Mirò: la terra. Palazzo dei Diamanti – Ferrara – dal 17 febbraio al 25 maggio.
René Char su Mirò
Un lungo risveglio, la distesa appena lasciata e, davanti, il mondo che plana ancora prima di ricadere nell’ordine stretto, l’istante in cui la coscienza non ha toccato terra – questa parte meno ostensibile di noi, la più lontana, che c’incanta come una gioia ben nostra, ma separata da noi, del contraddittore divenuto muto; questa parte ricevuta senza accesso, aperta all’improvviso, esposta e preservata non si sa come – ecco quel che Mirò ci chiede d’essere. Uno sguardo non formulato.
Lo stato che precede la cosa, la via non già del completamento, ma quello che va al suo inizio. Ai bordi di quel che ancora non è. Vi siamo introdotti direttamente. E’ in questo asilo inaccessibile che figureremo.
Si riconosce il gesto del pittore da questa gravitazione verso le origini, la quale, man mano che appaiono, distoglie le immagini dal loro fine. Come aspirate dal movimento che le trascina, si condensano. E nella semplificazione che subiscono, che ricchezza dell’utopia del ritorno alle origini, quindi all’estrema ala, una forza le assume, la più interiore, la forza di coesione. Ne acquistano la potenza e, sottratte come sono a ogni finalità, le immagini che traccia Mirò trovano quel particolare equilibrio che altro non è se non una tensione di oggetti, mantenuta in sospeso. L’instabile eppure sovrano equilibrio del germe.
L’irriducibile dalla base e la sua fluida densità che si proietta, apre la via a tutti i possibili, li srotola in meandri, lascia libero corso a imprevedibili tangenze. E’ lo sbocciare multiplo dell’immagine fissata e mantenuta, immagine nascente, ancora tutta alla gioia d’essere, alle prese con le sue volute e il suo splendore, invaghita della sua esplosione. All’ancora nella sua agilità, mai altro che sfida della schiarita al suo quadro brumoso.
Campo di Mirò. Se si vuol unirlo all’estensione dell’arte attuale, subito si distacca e si corruccia. Ciò che lo distingue salta agli occhi. Se si vuol farlo entrare a forza in una delle tendenze che delimitano, come dei corsi d’acqua, le terre dell’arte, lo si tradisce. Per aver scelto, oggi, quel che alcuni confondono con l’irriflessivo, il pittore ha preso una strada senza controviale.

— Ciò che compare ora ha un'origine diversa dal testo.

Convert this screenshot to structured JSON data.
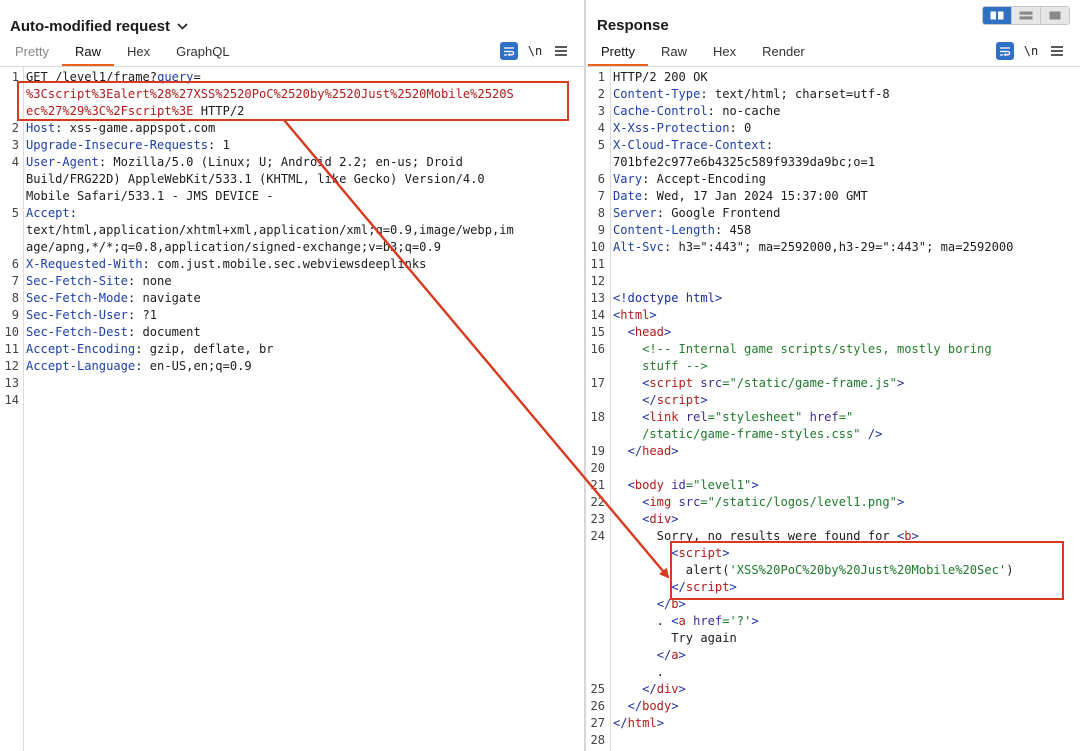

A sua insaputa, come la controimpronta di ciò che è, appare l’attualità di Mirò. Questa si afferma sull’arco del suo campo spostandosi e sovrappopolandosi. Inverosimile tra gli sconquassi e le ingiunzioni della sua epoca, Mirò le dà ciò che le manca, o ciò che cerca: il gusto delle origini e del loro involarsi. Perché nella sua pittura s’iscrive precisamente quello che una civiltà non ha più nella sua vecchiaia. E la nostra usura se ne appropria, ne subisce l’attrazione. Narciso all’inverso. La nostra lucida pesantezza è cancellata. L’homo ludens conduce il gioco. Un’altra età si ricostruisce tutt’intorno, e la sua pienezza è quella del primo giorno, e la sua opera, la prima scintilla nell’infanzia del tempo. L’avvento non ha fine.